For a special section on Digital Memory and Populism in the
International Journal of Communication (IJoC), we invite contributions
addressing the use of digital memory by populists, their supporters, and
their opponents online. Not only did populists evoke and exploit the
past to fuel the Trump presidency and Brexit campaign, but it has also
become a common populist tool to employ collective memory from local to
global politics across the world. With the possibility to bypass
traditional media and reach networked audiences, populist actors are
increasingly active in digital publics to negotiate the  role of the
past and their versions of it with their supporters and defend it
against their opponents. In this process, personal and collective
memories become a contested field in discourses on identity, belonging,
and political ideology used to mobilize for or against populist agendas
online.

We welcome submissions shedding light on how digital memory is shared,
represented, constructed, and instrumentalized online to promote or
tackle populist agendas all over the world.

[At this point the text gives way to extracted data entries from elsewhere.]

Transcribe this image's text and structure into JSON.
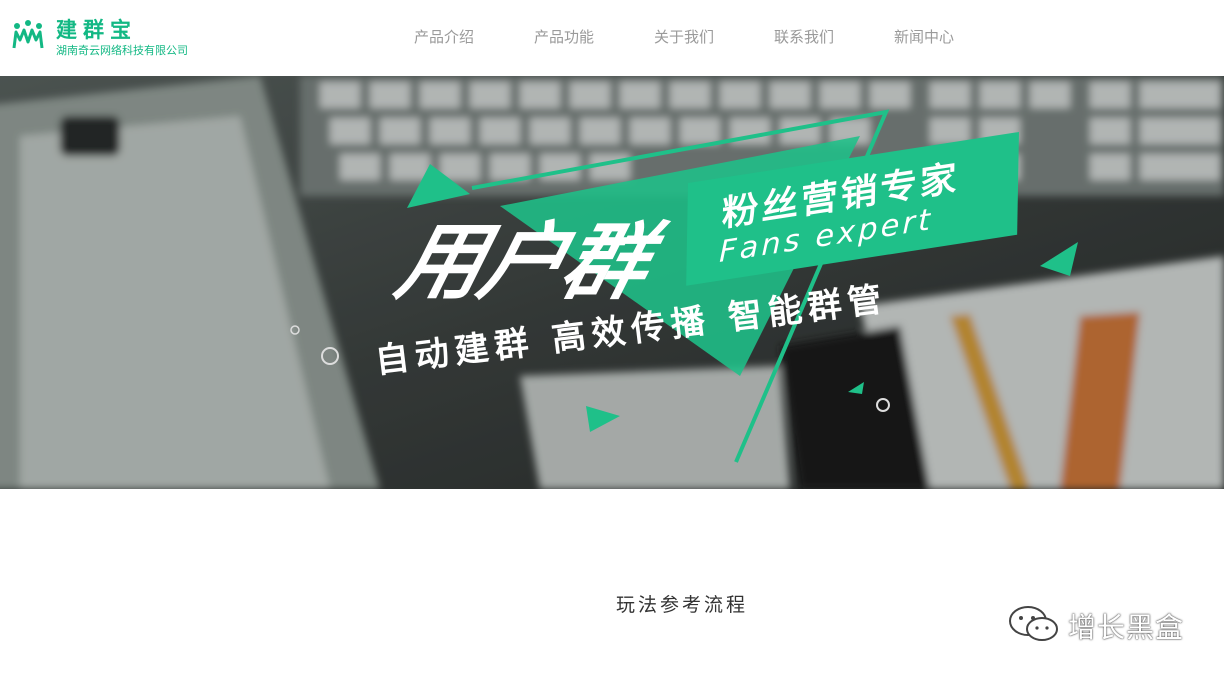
{
  "header": {
    "logo_name": "建群宝",
    "company": "湖南奇云网络科技有限公司",
    "nav": [
      {
        "label": "产品介绍"
      },
      {
        "label": "产品功能"
      },
      {
        "label": "关于我们"
      },
      {
        "label": "联系我们"
      },
      {
        "label": "新闻中心"
      }
    ]
  },
  "banner": {
    "title": "用户群",
    "tag_cn": "粉丝营销专家",
    "tag_en": "Fans expert",
    "subtitle": "自动建群 高效传播 智能群管"
  },
  "section": {
    "title": "玩法参考流程"
  },
  "watermark": {
    "text": "增长黑盒"
  },
  "colors": {
    "brand": "#13b884",
    "accent": "#1fc089",
    "nav_text": "#9a9a9a"
  }
}
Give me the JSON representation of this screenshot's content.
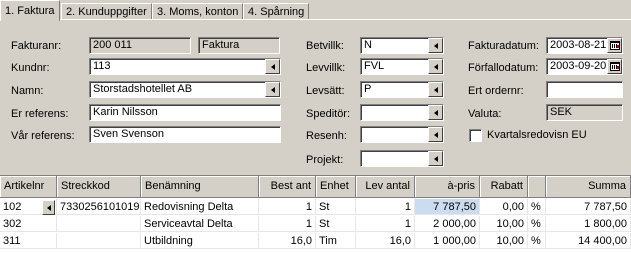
{
  "tabs": [
    "1. Faktura",
    "2. Kunduppgifter",
    "3. Moms, konton",
    "4. Spårning"
  ],
  "form": {
    "fakturanr_label": "Fakturanr:",
    "fakturanr_value": "200 011",
    "fakturatyp_value": "Faktura",
    "kundnr_label": "Kundnr:",
    "kundnr_value": "113",
    "namn_label": "Namn:",
    "namn_value": "Storstadshotellet AB",
    "er_ref_label": "Er referens:",
    "er_ref_value": "Karin Nilsson",
    "var_ref_label": "Vår referens:",
    "var_ref_value": "Sven Svenson",
    "betvillk_label": "Betvillk:",
    "betvillk_value": "N",
    "levvillk_label": "Levvillk:",
    "levvillk_value": "FVL",
    "levsatt_label": "Levsätt:",
    "levsatt_value": "P",
    "speditor_label": "Speditör:",
    "speditor_value": "",
    "resenh_label": "Resenh:",
    "resenh_value": "",
    "projekt_label": "Projekt:",
    "projekt_value": "",
    "fakturadatum_label": "Fakturadatum:",
    "fakturadatum_value": "2003-08-21",
    "forfallodatum_label": "Förfallodatum:",
    "forfallodatum_value": "2003-09-20",
    "ert_ordernr_label": "Ert ordernr:",
    "ert_ordernr_value": "",
    "valuta_label": "Valuta:",
    "valuta_value": "SEK",
    "kvartal_label": "Kvartalsredovisn EU",
    "kvartal_checked": false
  },
  "grid": {
    "headers": [
      "Artikelnr",
      "Streckkod",
      "Benämning",
      "Best ant",
      "Enhet",
      "Lev antal",
      "à-pris",
      "Rabatt",
      "",
      "Summa"
    ],
    "rows": [
      [
        "102",
        "7330256101019",
        "Redovisning Delta",
        "1",
        "St",
        "1",
        "7 787,50",
        "0,00",
        "%",
        "7 787,50"
      ],
      [
        "302",
        "",
        "Serviceavtal Delta",
        "1",
        "St",
        "1",
        "2 000,00",
        "10,00",
        "%",
        "1 800,00"
      ],
      [
        "311",
        "",
        "Utbildning",
        "16,0",
        "Tim",
        "16,0",
        "1 000,00",
        "10,00",
        "%",
        "14 400,00"
      ]
    ]
  }
}
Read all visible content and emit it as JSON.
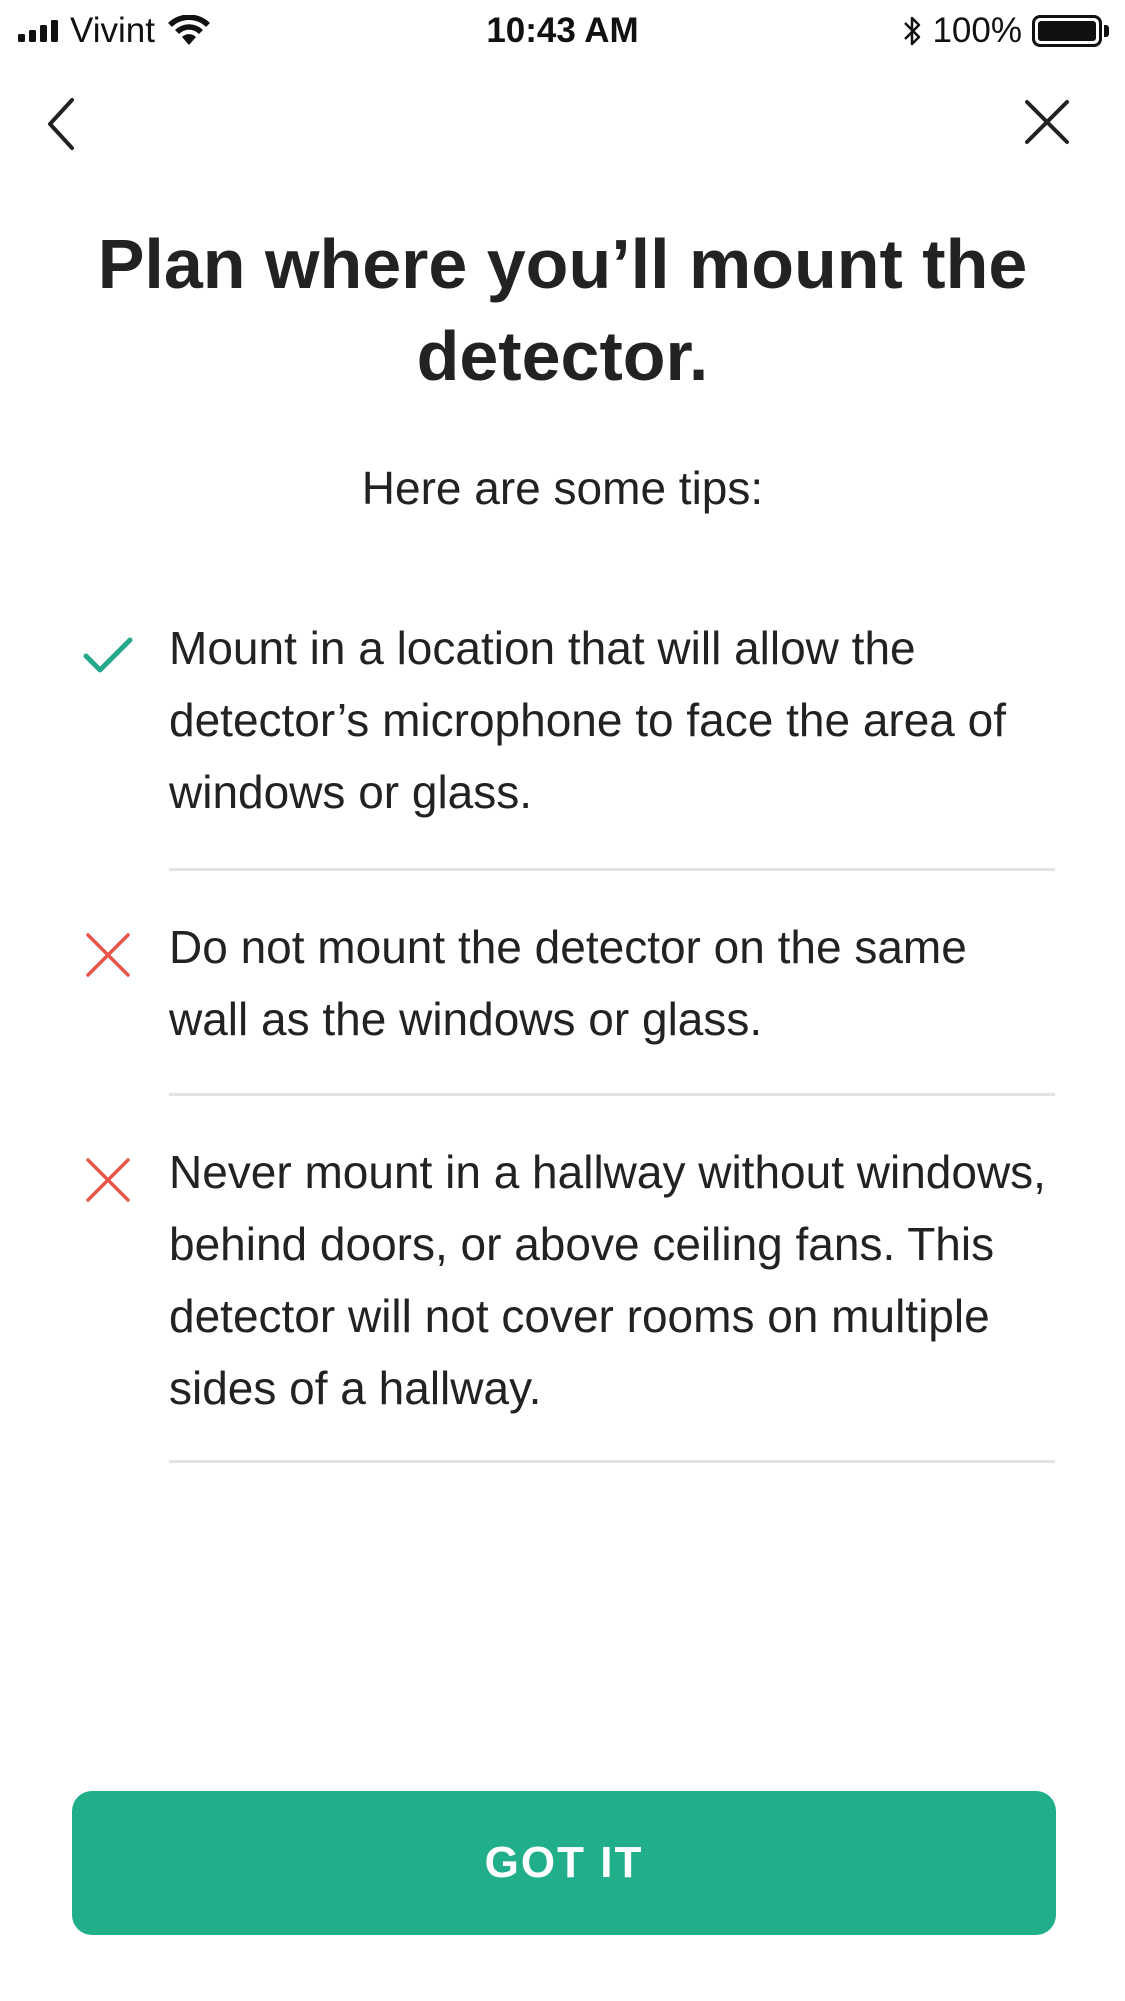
{
  "status_bar": {
    "carrier": "Vivint",
    "time": "10:43 AM",
    "battery_percent": "100%",
    "battery_level": 1.0,
    "signal_bars": 4,
    "icons": [
      "signal-icon",
      "wifi-icon",
      "bluetooth-icon",
      "battery-icon"
    ]
  },
  "nav": {
    "back_icon": "chevron-left-icon",
    "close_icon": "close-icon"
  },
  "page": {
    "title": "Plan where you’ll mount the detector.",
    "subtitle": "Here are some tips:"
  },
  "tips": [
    {
      "type": "do",
      "icon": "checkmark-icon",
      "text": "Mount in a location that will allow the detector’s microphone to face the area of windows or glass."
    },
    {
      "type": "dont",
      "icon": "x-icon",
      "text": "Do not mount the detector on the same wall as the windows or glass."
    },
    {
      "type": "dont",
      "icon": "x-icon",
      "text": "Never mount in a hallway without windows, behind doors, or above ceiling fans. This detector will not cover rooms on multiple sides of a hallway."
    }
  ],
  "button": {
    "label": "GOT IT"
  },
  "colors": {
    "accent_green": "#20ae8b",
    "check_green": "#25a98a",
    "x_red": "#e8564a",
    "divider": "#e3e3e3",
    "text": "#222222"
  }
}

We aim at compiling
international research that investigates, for example, how
memory-related populist communication strategies and their appeal online
have become particularly relevant today, how digital memory is
integrated in political imaginaries of the future, and how populists’
messages thrive on collective memory discourses salient in contemporary
digital culture. We also invite research studying the potential of
digital memory to challenge populist narratives, and that examines the
creative uses of the past to mobilize and organize bottom-up political
engagement by the means of digital media, networked communication, and
memory.

This special section broadens the theoretical and empirical
understanding of the relationships between populism, memory, and the
digital by asking:

●        How do populists, their supporters, and/or their opponents use
digital memory to gain support for their political convictions,
positions, and agendas?

●        How do populists, their supporters, and/or their opponents
employ digital memory as an affective feature in their communication?

●        How are digital media adopted by populists, their supporters,
and/or their opponents to add, resist, share, and play with personal and
collective memories in online discourses?

●        Which creative, strategic, or mundane digital mnemonic
practices evolve in accordance with or opposition to populist agendas,
and in which digital formats do personal and collective memories enter
discourses online?

●        How can analytical concepts of populism and models of populist
communication be complemented by digital memory studies perspectives and
vice versa?

●        Which innovative theoretical approaches and empirical methods
can be developed and applied to study the relationships between
populism, memory, and the digital?

Abstracts of 500 words (excluding tables, figures, and references)
should outline the research topic as well as the theoretical and
methodological approach. All abstracts will be subject to peer review.
Please submit an anonymized abstract and a separate cover page including
the names, affiliations, and contact details (email) of the author(s) in
an editable format (e.g., .docx) by 7 May 2021 to
manuel.menke@hum.ku.dk.

Notifications for full paper invites will be
sent by the end of May 2021. If invited, the manuscript of max. 8000
words will be due on 31 October 2021. All manuscripts will undergo the
usual double-blind peer review process of IJoC. Publication of the open
access special section is planned for summer 2022.